As can clearly be seen in FIG. 6, the above-mentioned cover element 12 present on the shaped end of the supporting element 5 and the upper end 6a of the arm 6 can each have a tapered configuration with symmetrical sides, that is to say, they are pointed.

Alternatively, as shown in FIGS. 2 and 3 to 5, the cover element 12 and the upper end 6a of the arm 6 may each have a tapered configuration with asymmetrical sides.

In both embodiments, without limiting the scope of the present invention, the upper end 6a of the arm 6 may have an insert 6b applied on the end and shaped to match the cover element 12 of the supporting element 5, thus allowing greater stability in the window unit 1 closed configuration. Basically, the possibility of adjusting the lower connecting point F2 allows the installer, both during installation and during use, to simply and easily adjust the compression force to be applied between the upper end of the arm and the cover element, according to the current requirements: greater tolerances during assembly, play to be taken up, plastic insert wear or small deformations of the contact zones.

Therefore, at structural level, this possibility has a minimal effect on the reliable hinge unit structures present, but extends and improves the operating possibilities of the hinge unit with consequent increases in the quality of the accessory and its operating lifetime.

It will be understood that the invention described is susceptible of industrial application and may be modified and adapted in several ways without thereby departing from the scope of the inventive concept. Moreover, all the details of the invention may be substituted by technically equivalent elements.

Claims

1. A hinge unit for window units (1), the window units (1) comprising a fixed frame (2) and a sash (3) capable of rotation and translation between a window unit (1) closed position and an open position; a hinge unit (4) being inserted on each opposite side of the window unit between the fixed frame (2) and the sash (3), each hinge unit (4) comprising at least:

a supporting element (5) integral with the fixed frame (2) and having an upper end;

an arm (6), one end of which pivots at the sash (3);

a first slide (7) slidably positioned along the supporting element (5) and forming a movable connecting point (F1);

connecting rod means (8, 9) for connecting the first slide (7) to the arm (6), being designed to allow rotation and translation of the arm (6) away from and towards the supporting element (5);

a joint rod (10) pivotally connected to the arm (6) and pivotally connected to a second slide (13) which is slidable along the supporting element (5), wherein a pin is attached to and extends from the supporting element (5), the pin having a cam wheel which is located in a through-hole (14) in the second slide (13), the cam wheel being rotatable within the through-hole so that, when the cam wheel is rotated from a first position to a second position, the second slide (13) is moved towards the upper end of the supporting element (5), and when the cam wheel is rotated from the second position to a third position, the second slide (13) is moved away from the upper end of the supporting element (5).

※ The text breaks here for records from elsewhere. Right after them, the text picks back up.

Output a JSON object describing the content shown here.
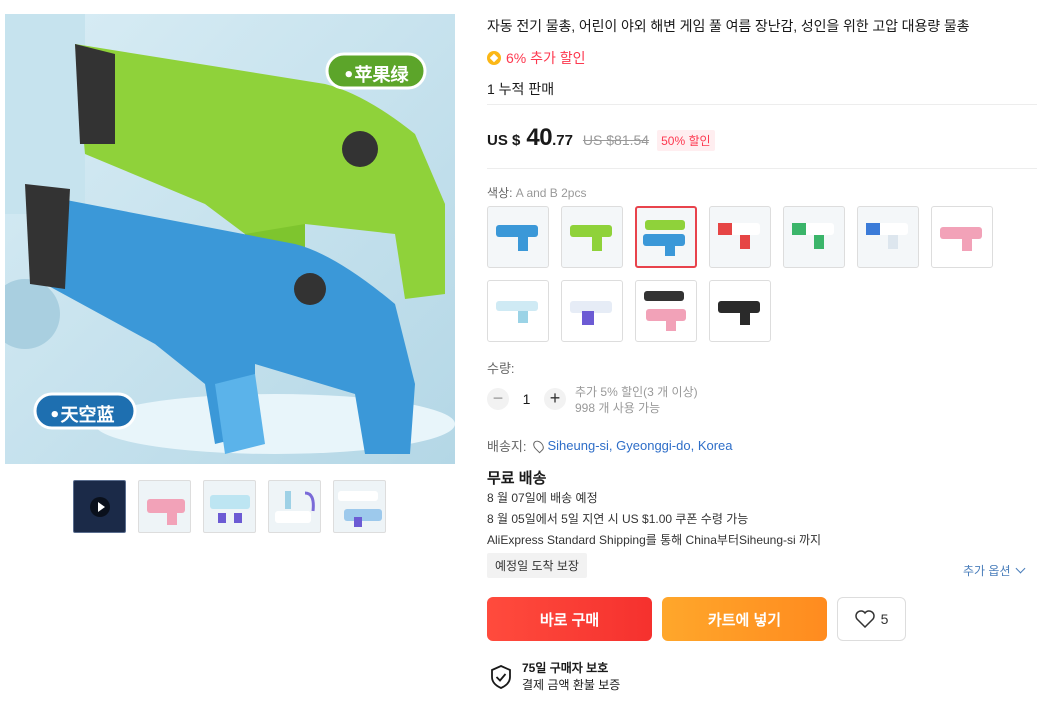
{
  "product": {
    "title": "자동 전기 물총, 어린이 야외 해변 게임 풀 여름 장난감, 성인을 위한 고압 대용량 물총",
    "extra_discount": "6% 추가 할인",
    "sold": "1 누적 판매",
    "price_currency": "US $",
    "price_whole": "40",
    "price_decimal": ".77",
    "original_price": "US $81.54",
    "discount_badge": "50% 할인"
  },
  "gallery": {
    "label_green": "•苹果绿",
    "label_blue": "•天空蓝",
    "thumbnails": [
      "video-thumb",
      "thumb-pink",
      "thumb-white-blue",
      "thumb-accessories",
      "thumb-blue-white"
    ]
  },
  "options": {
    "color_label": "색상:",
    "color_value": "A and B 2pcs",
    "swatch_names": [
      "blue",
      "green",
      "green-blue",
      "red-white",
      "green-white",
      "white-blue",
      "pink",
      "white-cyan",
      "white-purple",
      "pink-black",
      "black"
    ]
  },
  "quantity": {
    "label": "수량:",
    "value": "1",
    "minus": "−",
    "plus": "+",
    "note1": "추가 5% 할인(3 개 이상)",
    "note2": "998 개 사용 가능"
  },
  "shipping": {
    "label": "배송지:",
    "location": "Siheung-si, Gyeonggi-do, Korea",
    "free": "무료 배송",
    "line1": "8 월 07일에 배송 예정",
    "line2": "8 월 05일에서 5일 지연 시 US $1.00 쿠폰 수령 가능",
    "line3": "AliExpress Standard Shipping를 통해 China부터Siheung-si 까지",
    "guarantee": "예정일 도착 보장",
    "more": "추가 옵션"
  },
  "actions": {
    "buy_now": "바로 구매",
    "add_cart": "카트에 넣기",
    "wish_count": "5"
  },
  "protection": {
    "days": "75일",
    "title_rest": " 구매자 보호",
    "subtitle": "결제 금액 환불 보증"
  },
  "colors": {
    "accent_red": "#fd384f",
    "buy": "#f5312e",
    "cart": "#ff8b1f",
    "link": "#2e6ec8"
  }
}
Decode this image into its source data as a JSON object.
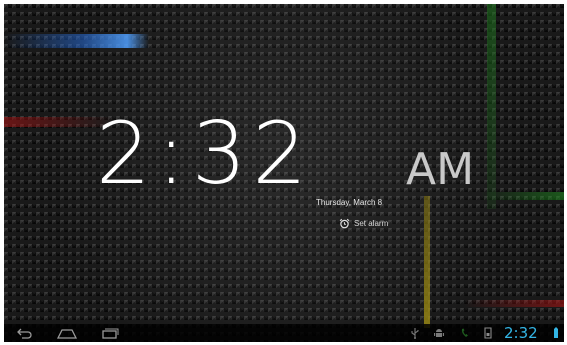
{
  "lockscreen": {
    "time": "2:32",
    "ampm": "AM",
    "date": "Thursday, March 8",
    "alarm_label": "Set alarm"
  },
  "status_bar": {
    "time": "2:32"
  },
  "nav_bar": {
    "buttons": [
      "back-icon",
      "home-icon",
      "recent-apps-icon"
    ]
  },
  "icons": [
    "alarm-clock-icon",
    "usb-icon",
    "android-debug-icon",
    "phone-icon",
    "sd-card-icon",
    "battery-icon"
  ],
  "colors": {
    "status_time": "#33b5e5",
    "clock_text": "#ffffff",
    "ampm_text": "#c9c9c9"
  }
}
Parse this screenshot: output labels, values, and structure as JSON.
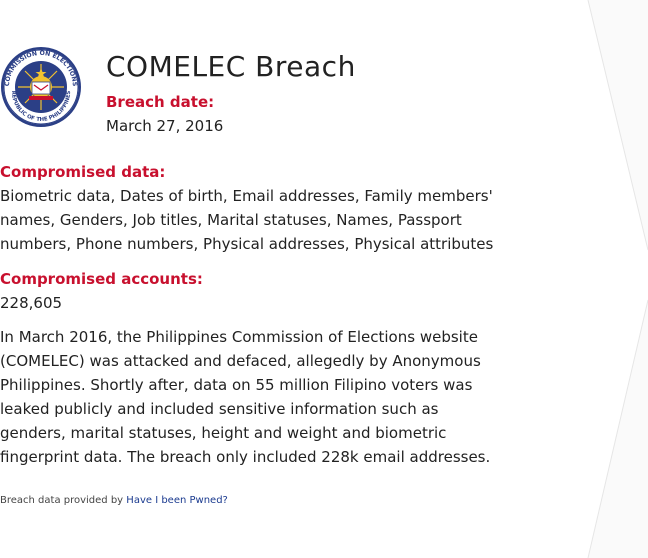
{
  "breach": {
    "title": "COMELEC Breach",
    "date_label": "Breach date:",
    "date_value": "March 27, 2016",
    "data_label": "Compromised data:",
    "data_value": "Biometric data, Dates of birth, Email addresses, Family members' names, Genders, Job titles, Marital statuses, Names, Passport numbers, Phone numbers, Physical addresses, Physical attributes",
    "accounts_label": "Compromised accounts:",
    "accounts_value": "228,605",
    "description": "In March 2016, the Philippines Commission of Elections website (COMELEC) was attacked and defaced, allegedly by Anonymous Philippines. Shortly after, data on 55 million Filipino voters was leaked publicly and included sensitive information such as genders, marital statuses, height and weight and biometric fingerprint data. The breach only included 228k email addresses."
  },
  "logo": {
    "ring_text_top": "COMMISSION ON ELECTIONS",
    "ring_text_bottom": "REPUBLIC OF THE PHILIPPINES"
  },
  "footer": {
    "prefix": "Breach data provided by",
    "link_text": "Have I been Pwned?"
  },
  "colors": {
    "accent": "#c8102e",
    "link": "#1a3a8f"
  }
}
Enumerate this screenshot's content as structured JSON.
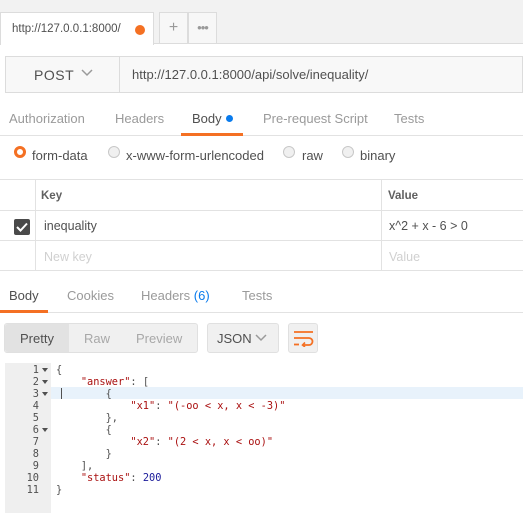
{
  "tab": {
    "title": "http://127.0.0.1:8000/",
    "plus": "+",
    "more": "•••"
  },
  "request": {
    "method": "POST",
    "url": "http://127.0.0.1:8000/api/solve/inequality/",
    "tabs": [
      "Authorization",
      "Headers",
      "Body",
      "Pre-request Script",
      "Tests"
    ],
    "active_tab": "Body"
  },
  "body_types": {
    "options": [
      "form-data",
      "x-www-form-urlencoded",
      "raw",
      "binary"
    ],
    "selected": "form-data"
  },
  "params": {
    "key_header": "Key",
    "value_header": "Value",
    "rows": [
      {
        "key": "inequality",
        "value": "x^2 + x - 6 > 0",
        "enabled": true
      }
    ],
    "new_key_placeholder": "New key",
    "new_value_placeholder": "Value"
  },
  "response": {
    "tabs": {
      "body": "Body",
      "cookies": "Cookies",
      "headers": "Headers",
      "headers_count": "(6)",
      "tests": "Tests"
    },
    "views": [
      "Pretty",
      "Raw",
      "Preview"
    ],
    "format": "JSON",
    "line_numbers": [
      "1",
      "2",
      "3",
      "4",
      "5",
      "6",
      "7",
      "8",
      "9",
      "10",
      "11"
    ],
    "code": {
      "l1": "{",
      "l2_key": "\"answer\"",
      "l2_rest": ": [",
      "l3": "{",
      "l4_key": "\"x1\"",
      "l4_sep": ": ",
      "l4_val": "\"(-oo < x, x < -3)\"",
      "l5": "},",
      "l6": "{",
      "l7_key": "\"x2\"",
      "l7_sep": ": ",
      "l7_val": "\"(2 < x, x < oo)\"",
      "l8": "}",
      "l9": "],",
      "l10_key": "\"status\"",
      "l10_sep": ": ",
      "l10_val": "200",
      "l11": "}"
    }
  },
  "colors": {
    "accent": "#f47023",
    "link": "#097bed"
  }
}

2. The hinge unit according to claim 1, where the upper end of the supporting element (5) has a tapered and projecting cover element (12), designed to make contact with an upper end (6a), and shaped to match the upper end, of the arm (6) when the sash (3) is in the closed position, allowing the sash (3) to be held stably in the closed position.

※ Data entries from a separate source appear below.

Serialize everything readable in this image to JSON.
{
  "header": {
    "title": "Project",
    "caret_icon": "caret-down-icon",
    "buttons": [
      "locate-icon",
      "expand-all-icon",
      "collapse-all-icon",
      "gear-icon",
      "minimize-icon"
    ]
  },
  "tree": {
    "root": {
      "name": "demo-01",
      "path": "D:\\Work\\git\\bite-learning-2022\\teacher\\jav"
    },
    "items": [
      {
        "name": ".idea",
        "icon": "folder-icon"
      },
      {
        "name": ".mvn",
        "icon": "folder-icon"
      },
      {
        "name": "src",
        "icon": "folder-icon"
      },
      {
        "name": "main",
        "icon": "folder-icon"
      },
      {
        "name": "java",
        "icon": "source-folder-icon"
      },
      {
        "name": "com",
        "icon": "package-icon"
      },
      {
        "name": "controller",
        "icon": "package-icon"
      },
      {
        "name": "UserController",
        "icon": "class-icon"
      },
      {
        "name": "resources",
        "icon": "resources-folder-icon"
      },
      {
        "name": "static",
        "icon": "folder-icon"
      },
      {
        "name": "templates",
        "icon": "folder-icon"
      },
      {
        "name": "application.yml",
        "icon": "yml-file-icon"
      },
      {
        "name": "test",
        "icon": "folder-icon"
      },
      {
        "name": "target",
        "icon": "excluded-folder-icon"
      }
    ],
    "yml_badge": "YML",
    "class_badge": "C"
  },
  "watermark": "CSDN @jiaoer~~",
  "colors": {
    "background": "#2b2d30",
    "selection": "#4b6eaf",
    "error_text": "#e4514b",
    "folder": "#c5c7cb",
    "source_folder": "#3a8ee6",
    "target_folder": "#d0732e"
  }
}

3. The hinge unit according to claim 2, characterized in that the cover element (12) and the upper end (6a) of the arm (6) each have a tapered configuration with symmetrical sides.

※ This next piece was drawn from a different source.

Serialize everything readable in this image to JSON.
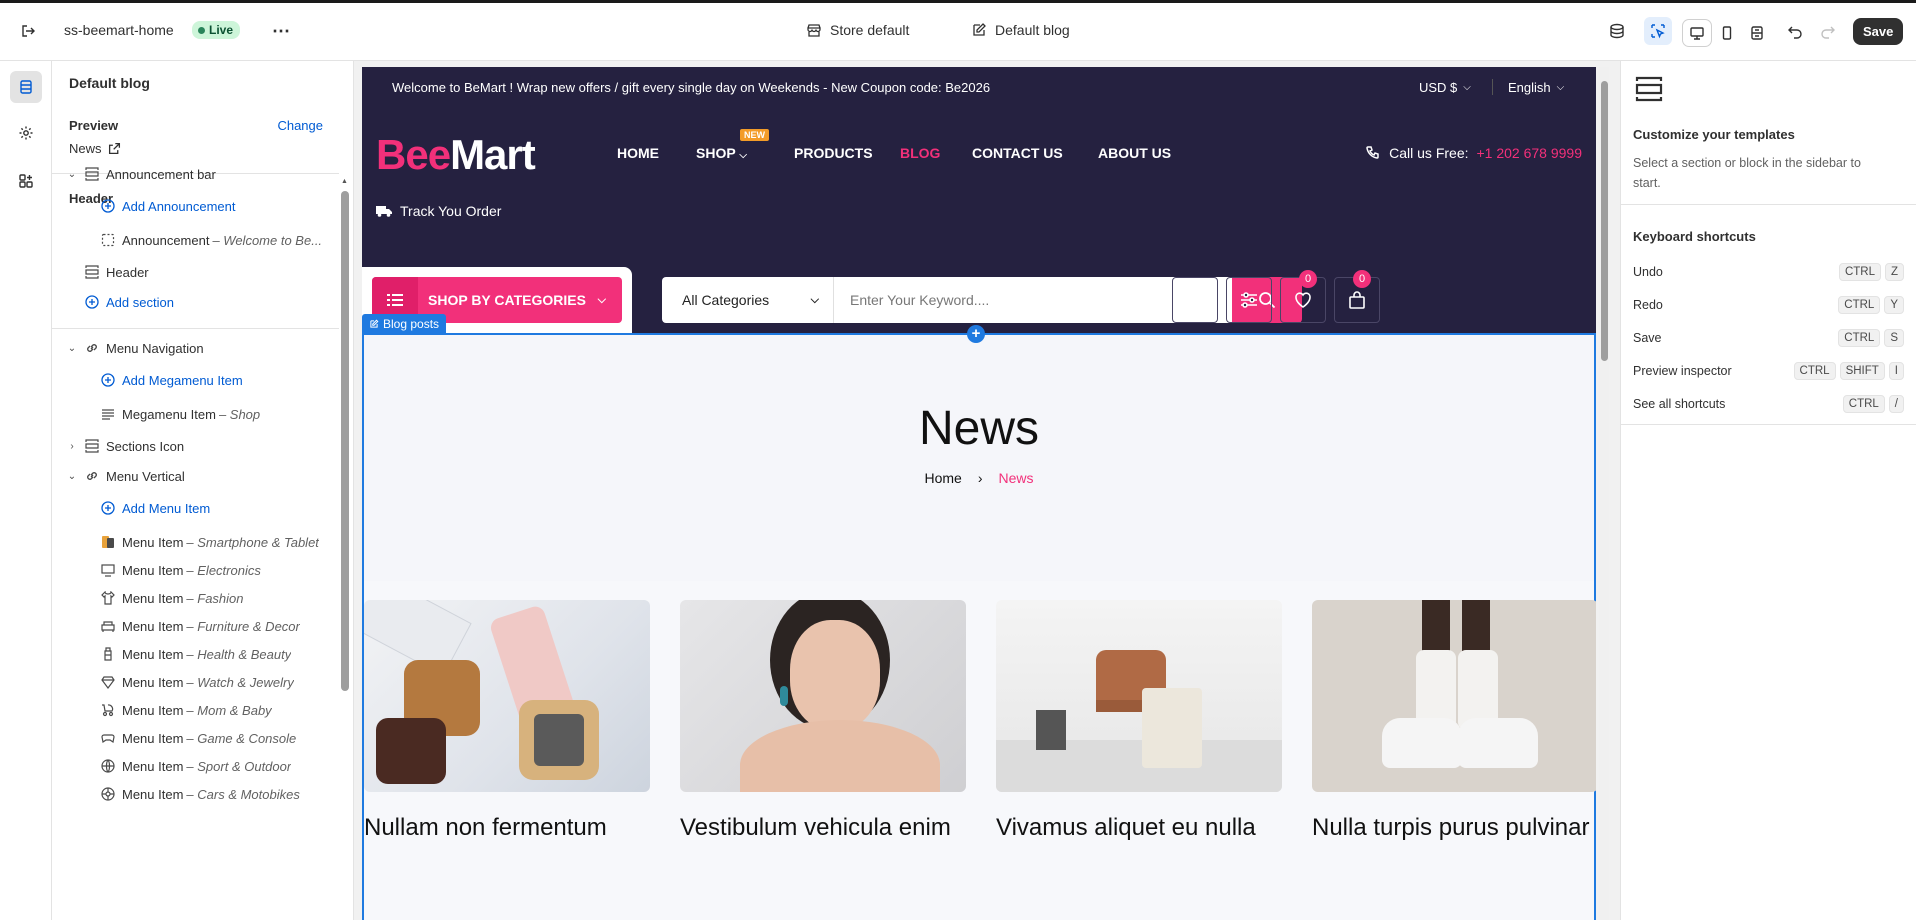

4. The hinge unit according to claim 2, characterized in that the cover element (12) and the upper end (6a) of the arm (6) each have a tapered configuration with asymmetrical sides.

5. The hinge unit according to claim 3, characterized in that the upper end (6a) of the arm (6) has an insert (6b) applied on the end and shaped to match the cover element (12).

6. The hinge unit according to claim 4, characterized in that the upper end (6a) of the arm (6) has an insert (6b) applied on the end and shaped to match the cover element (12).